Memphis City Schools is probably not "the best part of wakin' up." Good things don't "come to those who wait." And students can't "have it your way." But the school system is trying to create a brand that will be as ubiquitous and memorable as Folgers, Heinz, and Burger King.
MCS is in the midst of a revamped campaign surrounding its "Every Child. Every Day. College Bound" tagline. After months of using the phrase on the district's Web site, letterhead, and signage, the school board voted this month to make it the district's official "brand" with a community-wide awareness campaign to follow.
Superintendent Carol Johnson has called the subject a civil rights issue, pointing out that citizens must have some form of post-secondary education to attain a decent standard of living. As it is, only a quarter of the city's population has a college degree.
The board's resolution cites a culture of lowered expectations and says that students are more likely to fall short of their potential without a specific goal. For at least one school board commissioner, however, "Every child. Every Day. College Bound" is a lie.
"It's ridiculous to me," says New Olivet Baptist Church pastor and at-large school board member Kenneth Whalum. "Every child, every day, is not college-bound. It's just that simple."
Whalum has no argument with the concept that every MCS student should be able to go on to post-secondary education. However, he feels the school board should focus on other priorities, goals he calls "no less fanciful" but "more realizable." One of which is school safety and curbing the number of on-campus assaults.
"How about 'Every Child. Every Day. Safe and Sound'? If you don't live until graduation, then you're not going to college," he says.
MCS' graduation rate is currently 66 percent, meaning that 34 percent of MCS students drop out or don't finish high school with enough credits to earn a diploma.
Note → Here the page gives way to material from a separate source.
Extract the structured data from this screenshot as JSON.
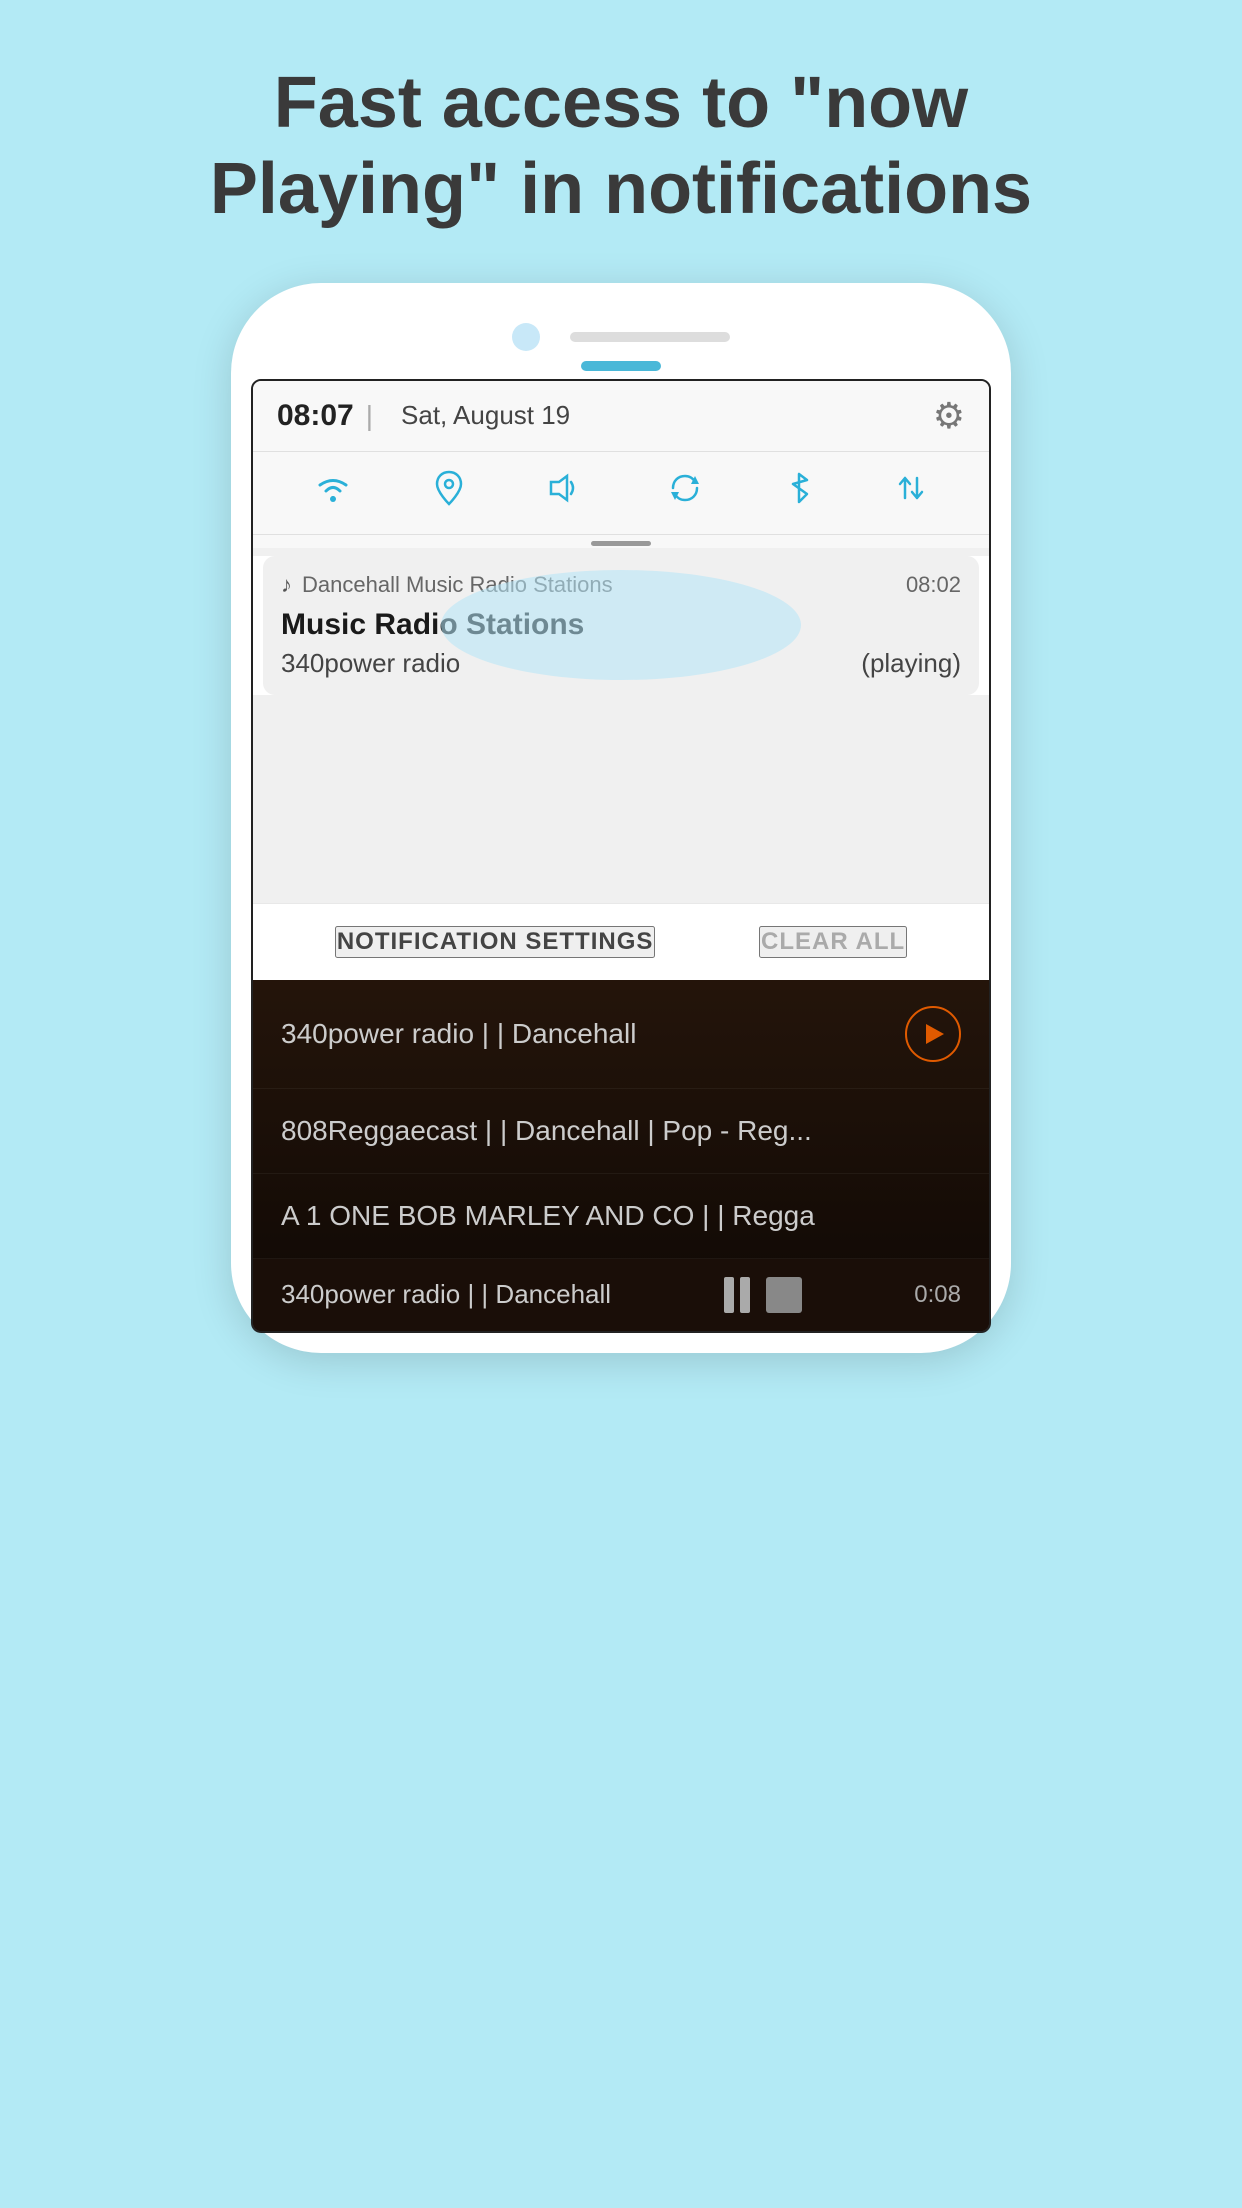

Statewide, 81 percent of Tennesseans over the age of 25 have attained a high school diploma or similar status.
And now that the board has made the slogan official, Whalum wants to see it become the truth, as well.
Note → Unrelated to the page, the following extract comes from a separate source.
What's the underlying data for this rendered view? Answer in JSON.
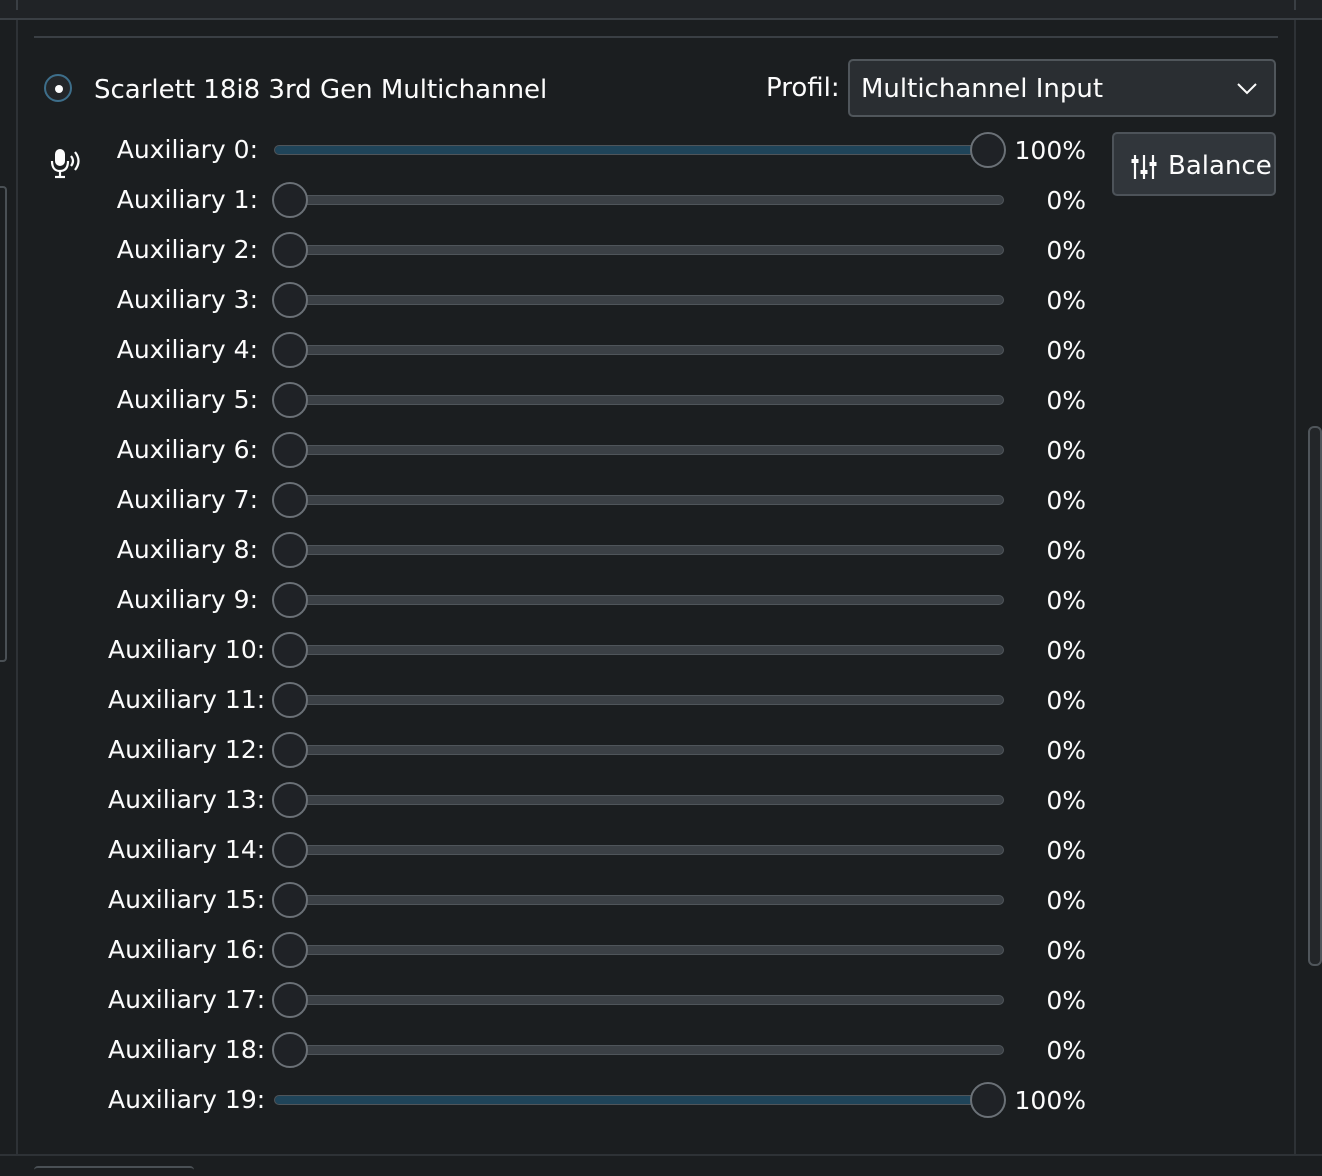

"I want to see the results, and I want to see them soon," he says. "I want to see the data that every child, every day, is college-bound. I think that's fair. If you say it, mean it. If you don't, why are you saying it?"
I think the school district has good intentions. Even if every child isn't going to college, at least the district is saying that it believes every child should be educated as if they were.
I believe in high expectations (especially if the other option is low expectations), but it takes hard work on everyone's part. The danger is in students becoming frustrated and giving up before they have a chance to succeed.
But the thing that interests me the most is the use of the word "brand." Not "motto." Not "mission." Not "slogan." "Brand."
When Johnson first came to MCS, she made no secret that public schools compete for children, or, as they are called in other service realms, "clients." Parents can choose private schools, parochial schools, home schooling, or charter schools for their children.
It's one thing to promote that every child in an urban school district can be prepared for a post-secondary education. But in adopting a brand, the school system itself becomes the product, not the students it serves.
Communities based around more affluent school districts often assume that every student is "college-bound," especially as it is defined by MCS: any post-secondary education, whether it be technical training, two-year colleges, or military service. But in promoting the idea that every MCS student goes to college, the district is not only changing their students' worldview, but sending an important message to parents who might be considering other educational options. Or other school systems.
Whalum is probably correct about one thing: There's not always truth in advertising. Wearing deodorant is good, but it's not going to make you a chick magnet. A pair of sneakers isn't going to turn you into Carmelo Anthony. And not every MCS student is going to college.
But "Every Child. Every Day. College Bound" sounds a whole lot better than "You want fries with that?"